A idealizadora do projeto explica que o intuito da Associação Amigos do Coração é de realmente acolher todos aqueles que de alguma forma precisam de ajuda envolvendo o tratamento, seja com hospedagem ou apenas com informações seguras.

“Somos a parte que acolhe! Ajudamos as famílias que vem do interior com hospedagem, temos uma casa que tem parceria conosco para receber essas famílias. Entendemos que conhecimento é poder , por isso, quando se recebe o diagnóstico é um turbilhão de informações e na maioria das vezes , informações distorcidas que acabam fazendo a família perder o foco. Buscamos acolher , informar encaminhar e prosseguir para ver essa criança chegar a vida adulta plena”, pontuou Martha Camargo.

“Sabemos que existe um longo caminho a frente, mas o que não pode acontecer é assistirmos famílias buscando recursos próprios pra lutar por tratamento fora do estado. O direito à saúde é instituído em lei por nossa constituição federal, então, quem deve prover é o governo para que nossos cardiopatas tenham vida. Nosso lema é : existe vida além da cardiopatia congênita”, complementou.

Com a palavra, a Secretaria Estadual de Saúde

Em nota encaminhada ao Portal 6, a Secretaria Estadual de Saúde (SES) destacou que atualmente o atendimento ambulatorial de cardiopediatria está concentrado no Hospital Estadual da Criança e do Adolescente (HECAD), havendo um profissional com dedicação exclusiva para tal de segunda a sexta-feira.

A pasta ainda reforça que “no momento não há planejamento para contratação de mais profissionais que atuam nesta área, pois a organização atual é suficiente para o atendimento das demandas do HECAD, que são ambulatório de cardiologia e pareceres internos”.

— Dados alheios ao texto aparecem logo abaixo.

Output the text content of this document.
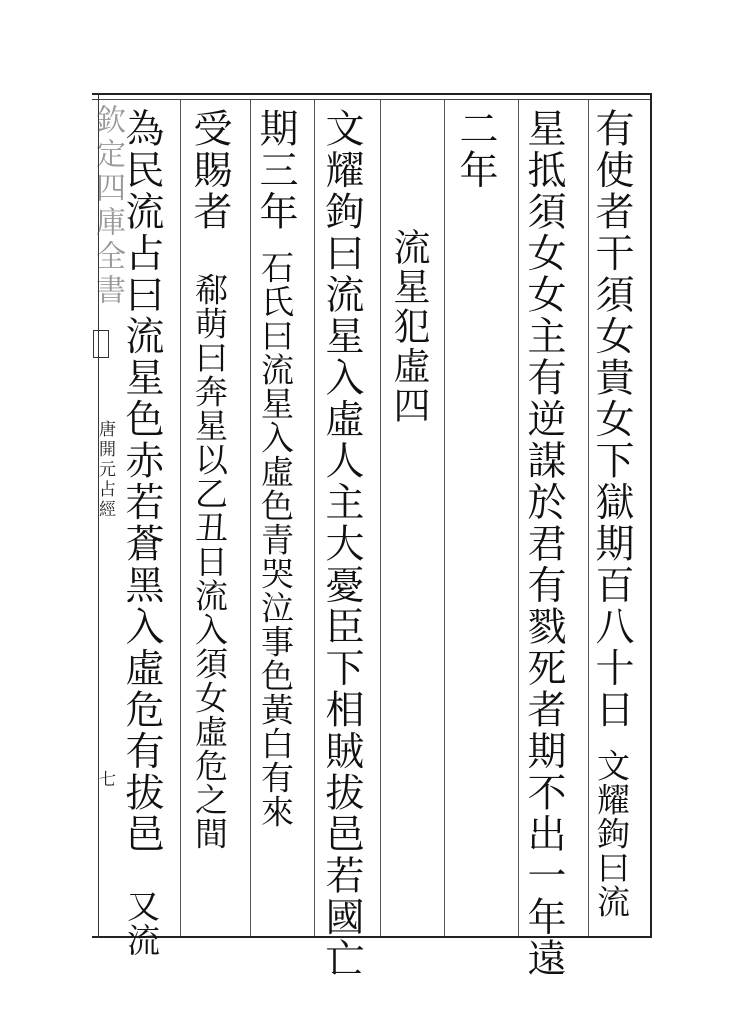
欽定四庫全書
唐開元占經
七
有使者干須女貴女下獄期百八十日文耀鉤曰流
星抵須女女主有逆謀於君有戮死者期不出一年遠
二年
流星犯虛四
文耀鉤曰流星入虛人主大憂臣下相賊拔邑若國亡
期三年石氏曰流星入虛色青哭泣事色黃白有來
受賜者郗萌曰奔星以乙丑日流入須女虛危之間
為民流占曰流星色赤若蒼黑入虛危有拔邑又流
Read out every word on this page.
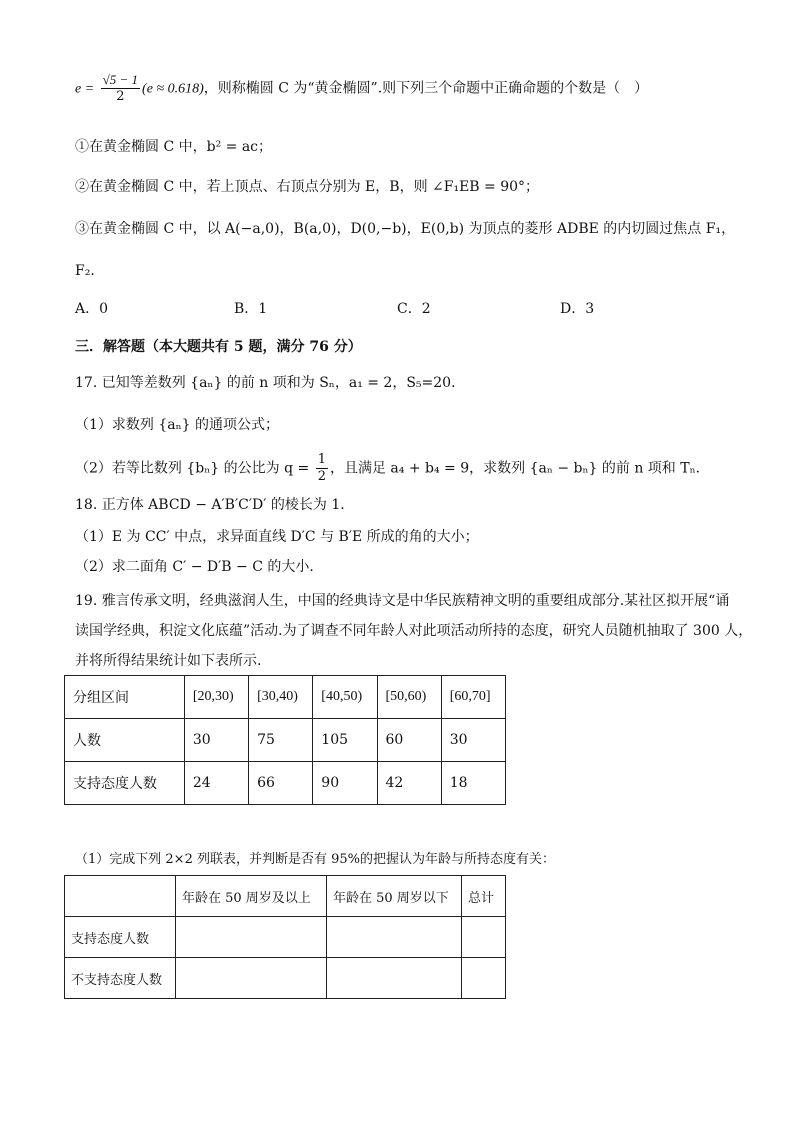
$e = \frac{√5 - 1}{2} (e \approx 0.618)$，则称椭圆 C 为“黄金椭圆”.则下列三个命题中正确命题的个数是（　）
①在黄金椭圆 C 中，b² = ac；
②在黄金椭圆 C 中，若上顶点、右顶点分别为 E，B，则 ∠F₁EB = 90°；
③在黄金椭圆 C 中，以 A(−a,0)，B(a,0)，D(0,−b)，E(0,b) 为顶点的菱形 ADBE 的内切圆过焦点 F₁，
F₂．
A．0	B．1	C．2	D．3
三．解答题（本大题共有 5 题，满分 76 分）
17. 已知等差数列 {aₙ} 的前 n 项和为 Sₙ，a₁ = 2，S₅=20．
（1）求数列 {aₙ} 的通项公式；
（2）若等比数列 {bₙ} 的公比为 $q = \frac{1}{2}$ ，且满足 a₄ + b₄ = 9，求数列 {aₙ − bₙ} 的前 n 项和 Tₙ．
18. 正方体 ABCD − A′B′C′D′ 的棱长为 1.
（1）E 为 CC′ 中点，求异面直线 D′C 与 B′E 所成的角的大小；
（2）求二面角 C′ − D′B − C 的大小.
19. 雅言传承文明，经典滋润人生，中国的经典诗文是中华民族精神文明的重要组成部分.某社区拟开展“诵
读国学经典，积淀文化底蕴”活动.为了调查不同年龄人对此项活动所持的态度，研究人员随机抽取了 300 人，
并将所得结果统计如下表所示.
分组区间	[20,30)	[30,40)	[40,50)	[50,60)	[60,70]
人数	30	75	105	60	30
支持态度人数	24	66	90	42	18
（1）完成下列 2×2 列联表，并判断是否有 95%的把握认为年龄与所持态度有关：
	年龄在 50 周岁及以上	年龄在 50 周岁以下	总计
支持态度人数			
不支持态度人数			
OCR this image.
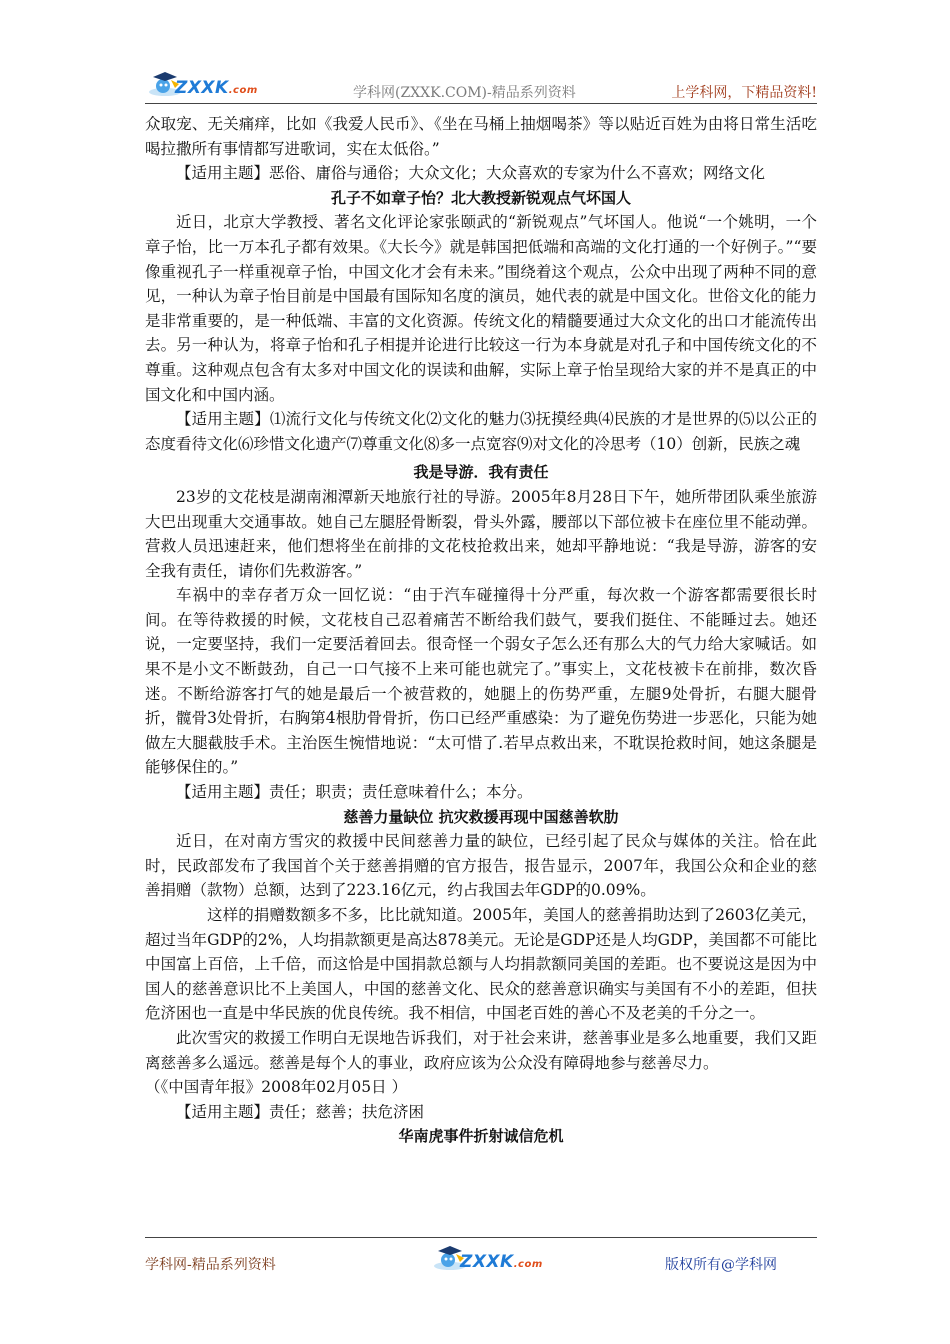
ZXXK.com	学科网(ZXXK.COM)-精品系列资料	上学科网，下精品资料!

众取宠、无关痛痒，比如《我爱人民币》、《坐在马桶上抽烟喝茶》等以贴近百姓为由将日常生活吃喝拉撒所有事情都写进歌词，实在太低俗。”

【适用主题】恶俗、庸俗与通俗；大众文化；大众喜欢的专家为什么不喜欢；网络文化

孔子不如章子怡？北大教授新锐观点气坏国人

近日，北京大学教授、著名文化评论家张颐武的“新锐观点”气坏国人。他说“一个姚明，一个章子怡，比一万本孔子都有效果。《大长今》就是韩国把低端和高端的文化打通的一个好例子。”“要像重视孔子一样重视章子怡，中国文化才会有未来。”围绕着这个观点，公众中出现了两种不同的意见，一种认为章子怡目前是中国最有国际知名度的演员，她代表的就是中国文化。世俗文化的能力是非常重要的，是一种低端、丰富的文化资源。传统文化的精髓要通过大众文化的出口才能流传出去。另一种认为，将章子怡和孔子相提并论进行比较这一行为本身就是对孔子和中国传统文化的不尊重。这种观点包含有太多对中国文化的误读和曲解，实际上章子怡呈现给大家的并不是真正的中国文化和中国内涵。

【适用主题】⑴流行文化与传统文化⑵文化的魅力⑶抚摸经典⑷民族的才是世界的⑸以公正的态度看待文化⑹珍惜文化遗产⑺尊重文化⑻多一点宽容⑼对文化的冷思考（10）创新，民族之魂

我是导游．我有责任

23岁的文花枝是湖南湘潭新天地旅行社的导游。2005年8月28日下午，她所带团队乘坐旅游大巴出现重大交通事故。她自己左腿胫骨断裂，骨头外露，腰部以下部位被卡在座位里不能动弹。营救人员迅速赶来，他们想将坐在前排的文花枝抢救出来，她却平静地说：“我是导游，游客的安全我有责任，请你们先救游客。”

车祸中的幸存者万众一回忆说：“由于汽车碰撞得十分严重，每次救一个游客都需要很长时间。在等待救援的时候，文花枝自己忍着痛苦不断给我们鼓气，要我们挺住、不能睡过去。她还说，一定要坚持，我们一定要活着回去。很奇怪一个弱女子怎么还有那么大的气力给大家喊话。如果不是小文不断鼓劲，自己一口气接不上来可能也就完了。”事实上，文花枝被卡在前排，数次昏迷。不断给游客打气的她是最后一个被营救的，她腿上的伤势严重，左腿9处骨折，右腿大腿骨折，髋骨3处骨折，右胸第4根肋骨骨折，伤口已经严重感染：为了避免伤势进一步恶化，只能为她做左大腿截肢手术。主治医生惋惜地说：“太可惜了.若早点救出来，不耽误抢救时间，她这条腿是能够保住的。”

【适用主题】责任；职责；责任意味着什么；本分。

慈善力量缺位 抗灾救援再现中国慈善软肋

近日，在对南方雪灾的救援中民间慈善力量的缺位，已经引起了民众与媒体的关注。恰在此时，民政部发布了我国首个关于慈善捐赠的官方报告，报告显示，2007年，我国公众和企业的慈善捐赠（款物）总额，达到了223.16亿元，约占我国去年GDP的0.09%。

这样的捐赠数额多不多，比比就知道。2005年，美国人的慈善捐助达到了2603亿美元，超过当年GDP的2%，人均捐款额更是高达878美元。无论是GDP还是人均GDP，美国都不可能比中国富上百倍，上千倍，而这恰是中国捐款总额与人均捐款额同美国的差距。也不要说这是因为中国人的慈善意识比不上美国人，中国的慈善文化、民众的慈善意识确实与美国有不小的差距，但扶危济困也一直是中华民族的优良传统。我不相信，中国老百姓的善心不及老美的千分之一。

此次雪灾的救援工作明白无误地告诉我们，对于社会来讲，慈善事业是多么地重要，我们又距离慈善多么遥远。慈善是每个人的事业，政府应该为公众没有障碍地参与慈善尽力。

（《中国青年报》2008年02月05日 ）

【适用主题】责任；慈善；扶危济困

华南虎事件折射诚信危机

学科网-精品系列资料	ZXXK.com	版权所有@学科网
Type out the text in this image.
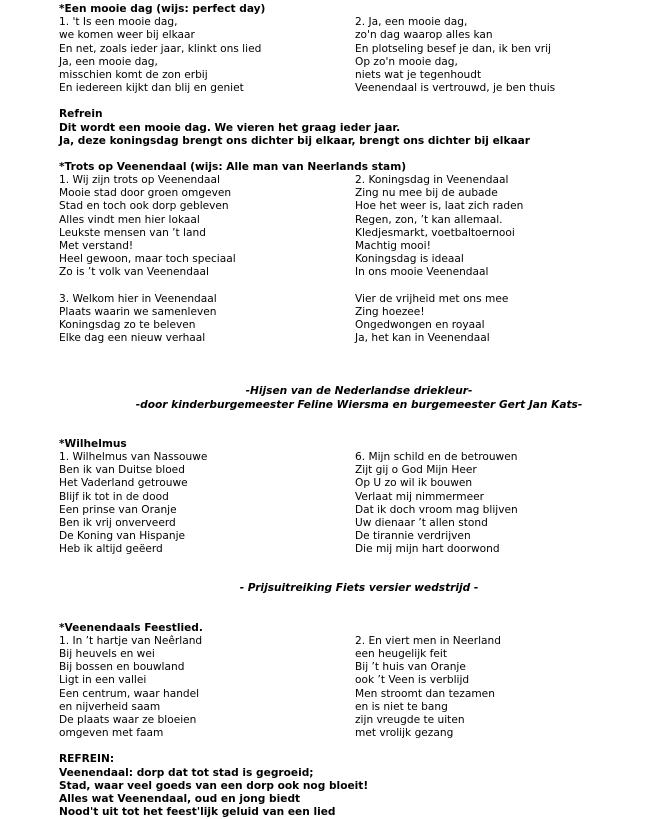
*Een mooie dag (wijs: perfect day)
1. 't Is een mooie dag,
we komen weer bij elkaar
En net, zoals ieder jaar, klinkt ons lied
Ja, een mooie dag,
misschien komt de zon erbij
En iedereen kijkt dan blij en geniet
2. Ja, een mooie dag,
zo'n dag waarop alles kan
En plotseling besef je dan, ik ben vrij
Op zo'n mooie dag,
niets wat je tegenhoudt
Veenendaal is vertrouwd, je ben thuis
Refrein
Dit wordt een mooie dag. We vieren het graag ieder jaar.
Ja, deze koningsdag brengt ons dichter bij elkaar, brengt ons dichter bij elkaar
*Trots op Veenendaal (wijs: Alle man van Neerlands stam)
1. Wij zijn trots op Veenendaal
Mooie stad door groen omgeven
Stad en toch ook dorp gebleven
Alles vindt men hier lokaal
Leukste mensen van ’t land
Met verstand!
Heel gewoon, maar toch speciaal
Zo is ’t volk van Veenendaal
2. Koningsdag in Veenendaal
Zing nu mee bij de aubade
Hoe het weer is, laat zich raden
Regen, zon, ’t kan allemaal.
Kledjesmarkt, voetbaltoernooi
Machtig mooi!
Koningsdag is ideaal
In ons mooie Veenendaal
3. Welkom hier in Veenendaal
Plaats waarin we samenleven
Koningsdag zo te beleven
Elke dag een nieuw verhaal
Vier de vrijheid met ons mee
Zing hoezee!
Ongedwongen en royaal
Ja, het kan in Veenendaal
-Hijsen van de Nederlandse driekleur-
-door kinderburgemeester Feline Wiersma en burgemeester Gert Jan Kats-
*Wilhelmus
1. Wilhelmus van Nassouwe
Ben ik van Duitse bloed
Het Vaderland getrouwe
Blijf ik tot in de dood
Een prinse van Oranje
Ben ik vrij onverveerd
De Koning van Hispanje
Heb ik altijd geëerd
6. Mijn schild en de betrouwen
Zijt gij o God Mijn Heer
Op U zo wil ik bouwen
Verlaat mij nimmermeer
Dat ik doch vroom mag blijven
Uw dienaar ’t allen stond
De tirannie verdrijven
Die mij mijn hart doorwond
- Prijsuitreiking Fiets versier wedstrijd -
*Veenendaals Feestlied.
1. In ’t hartje van Neêrland
Bij heuvels en wei
Bij bossen en bouwland
Ligt in een vallei
Een centrum, waar handel
en nijverheid saam
De plaats waar ze bloeien
omgeven met faam
2. En viert men in Neerland
een heugelijk feit
Bij ’t huis van Oranje
ook ’t Veen is verblijd
Men stroomt dan tezamen
en is niet te bang
zijn vreugde te uiten
met vrolijk gezang
REFREIN:
Veenendaal: dorp dat tot stad is gegroeid;
Stad, waar veel goeds van een dorp ook nog bloeit!
Alles wat Veenendaal, oud en jong biedt
Nood't uit tot het feest'lijk geluid van een lied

O órgão ainda reforça que não há demora da parte da gestão estadual e que o”Complexo Regulador Estadual (CRE), responsável pela gestão das vagas no Hecad e Hospital Estadual de Urgências Governador Otávio Lage de Siqueira (Hugol), informa que há 20 pacientes aguardando consultas cardiopediátricas, os quais serão agendados para a unidade HUGOL e sendo caso cirúrgico, o médico da unidade lançará o pedido para a SES conferir, validar e autorizar”.